Il Boemondo, overo Antiochia difesa

di Giovan Leone Sempronio

Edito postumo nel 1651, il Boemondo fu da subito riconosciuto come l’opera più importante della tradizione eroica postassiana, al pari del Conquisto di Granata di Graziani, stampato l’anno precedente (un testo con cui molto condivide oltre la fama).

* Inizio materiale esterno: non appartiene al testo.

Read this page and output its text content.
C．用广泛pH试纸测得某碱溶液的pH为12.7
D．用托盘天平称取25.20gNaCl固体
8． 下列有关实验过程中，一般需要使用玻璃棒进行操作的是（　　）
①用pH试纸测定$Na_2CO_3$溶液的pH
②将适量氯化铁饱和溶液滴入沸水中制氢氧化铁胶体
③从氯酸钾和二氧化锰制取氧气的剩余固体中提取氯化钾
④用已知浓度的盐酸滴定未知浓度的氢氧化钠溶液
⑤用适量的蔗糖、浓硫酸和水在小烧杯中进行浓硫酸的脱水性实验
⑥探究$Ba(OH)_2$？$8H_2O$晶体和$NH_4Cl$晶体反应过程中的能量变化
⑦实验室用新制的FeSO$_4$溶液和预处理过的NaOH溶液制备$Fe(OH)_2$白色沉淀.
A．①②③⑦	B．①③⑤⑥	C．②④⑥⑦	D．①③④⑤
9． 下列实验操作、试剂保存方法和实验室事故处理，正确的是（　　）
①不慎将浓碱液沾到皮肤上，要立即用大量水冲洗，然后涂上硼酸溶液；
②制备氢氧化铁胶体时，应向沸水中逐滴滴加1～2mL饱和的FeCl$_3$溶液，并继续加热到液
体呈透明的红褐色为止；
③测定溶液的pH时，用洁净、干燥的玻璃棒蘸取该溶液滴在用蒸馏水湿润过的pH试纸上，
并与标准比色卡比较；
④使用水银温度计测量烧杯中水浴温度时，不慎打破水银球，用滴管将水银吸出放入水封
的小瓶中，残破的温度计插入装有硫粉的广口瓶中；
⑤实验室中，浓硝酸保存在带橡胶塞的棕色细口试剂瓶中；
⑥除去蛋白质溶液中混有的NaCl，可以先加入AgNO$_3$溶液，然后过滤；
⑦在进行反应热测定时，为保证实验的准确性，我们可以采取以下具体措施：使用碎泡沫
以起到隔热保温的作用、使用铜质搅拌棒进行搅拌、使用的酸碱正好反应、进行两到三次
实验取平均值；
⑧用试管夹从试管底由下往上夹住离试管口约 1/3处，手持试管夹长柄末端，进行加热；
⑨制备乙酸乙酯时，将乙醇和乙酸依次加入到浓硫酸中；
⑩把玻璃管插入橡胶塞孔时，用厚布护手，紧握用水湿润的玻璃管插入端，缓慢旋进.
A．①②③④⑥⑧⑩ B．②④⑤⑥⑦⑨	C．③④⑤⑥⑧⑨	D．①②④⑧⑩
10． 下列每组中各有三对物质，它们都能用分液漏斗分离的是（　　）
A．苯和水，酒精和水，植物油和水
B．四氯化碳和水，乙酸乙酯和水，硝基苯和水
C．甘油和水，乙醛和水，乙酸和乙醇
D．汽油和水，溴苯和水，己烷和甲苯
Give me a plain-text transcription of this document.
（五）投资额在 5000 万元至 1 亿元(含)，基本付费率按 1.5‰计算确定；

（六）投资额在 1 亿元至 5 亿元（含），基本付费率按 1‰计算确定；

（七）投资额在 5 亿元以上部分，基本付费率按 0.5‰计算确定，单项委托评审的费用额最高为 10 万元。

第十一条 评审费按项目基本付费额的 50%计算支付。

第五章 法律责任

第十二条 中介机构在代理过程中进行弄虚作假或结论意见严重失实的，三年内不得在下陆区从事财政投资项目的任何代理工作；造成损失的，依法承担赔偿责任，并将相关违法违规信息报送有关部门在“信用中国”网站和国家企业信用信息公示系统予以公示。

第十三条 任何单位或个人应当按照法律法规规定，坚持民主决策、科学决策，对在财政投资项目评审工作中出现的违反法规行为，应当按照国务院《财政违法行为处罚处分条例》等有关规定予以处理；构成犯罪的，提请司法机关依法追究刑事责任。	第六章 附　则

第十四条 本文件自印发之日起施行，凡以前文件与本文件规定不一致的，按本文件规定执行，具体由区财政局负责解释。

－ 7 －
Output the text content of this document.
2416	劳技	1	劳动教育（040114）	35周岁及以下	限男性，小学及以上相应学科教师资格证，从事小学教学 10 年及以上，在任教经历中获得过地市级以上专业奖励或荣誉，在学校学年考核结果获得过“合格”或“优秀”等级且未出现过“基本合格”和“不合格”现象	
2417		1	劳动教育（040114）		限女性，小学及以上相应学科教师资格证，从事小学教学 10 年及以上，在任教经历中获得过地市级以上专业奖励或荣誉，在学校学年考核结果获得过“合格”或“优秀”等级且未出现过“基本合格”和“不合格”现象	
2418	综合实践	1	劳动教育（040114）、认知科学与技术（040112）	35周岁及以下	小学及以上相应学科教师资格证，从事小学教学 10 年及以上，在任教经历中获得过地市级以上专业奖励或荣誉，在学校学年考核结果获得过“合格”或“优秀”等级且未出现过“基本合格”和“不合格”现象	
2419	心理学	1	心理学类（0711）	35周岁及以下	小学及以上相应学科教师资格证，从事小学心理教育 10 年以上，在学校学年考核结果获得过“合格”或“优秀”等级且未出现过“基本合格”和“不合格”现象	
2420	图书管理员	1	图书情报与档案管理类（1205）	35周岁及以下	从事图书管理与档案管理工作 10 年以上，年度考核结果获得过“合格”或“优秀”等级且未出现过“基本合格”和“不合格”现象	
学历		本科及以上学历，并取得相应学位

Ed è davvero un poema degno di stare nel novero dei migliori esemplari di narrativa seicenteschi, perché mostra un’imitazione problematizzante del modello tassiano, i cui nodi politici ed encomiastici vengono riletti in chiave seicentesca, e il cui stile viene sottoposto a un incrocio non banale con la corrente marinista, un filone particolarmente caro all’autore come testimonia la sua esperienza lirica.
Nei suoi venti canti, misura ovviamente ponderata sulle orme dell’archetipo tassiano, si narra la difesa di Antiochia dall’assedio di Corbano, Ataberg di Mossul, deciso a vendicare la caduta della città e la morte del re Cassano, padre di Erminia. La vittoria dei crociati, fondamentale per il seguito dell’impresa, arriva solo al termine di una lunga serie di sciagure e digressioni degli aeroi principali, risolte in una feroce battaglia campale che libera la città dall’assedio e apre le porte al compimento della santa impresa.

Bibliografia

  • D. Foltran, Per un ciclo tassiano. Imitazione, invenzione e ‘correzione’ in quattro proposte epiche fra Cinque e Seicento, Alessandria, Edizioni dell’Orso, 2005, pp. 187-221.
  • T. Artico, Un imperfetto capitano nell’epica barocca: il Boemondo di G. L. Sempronio come antitesi di Goffredo, in «Acta Iassyensia Comparationis», 15 (2015), pp. 31-40.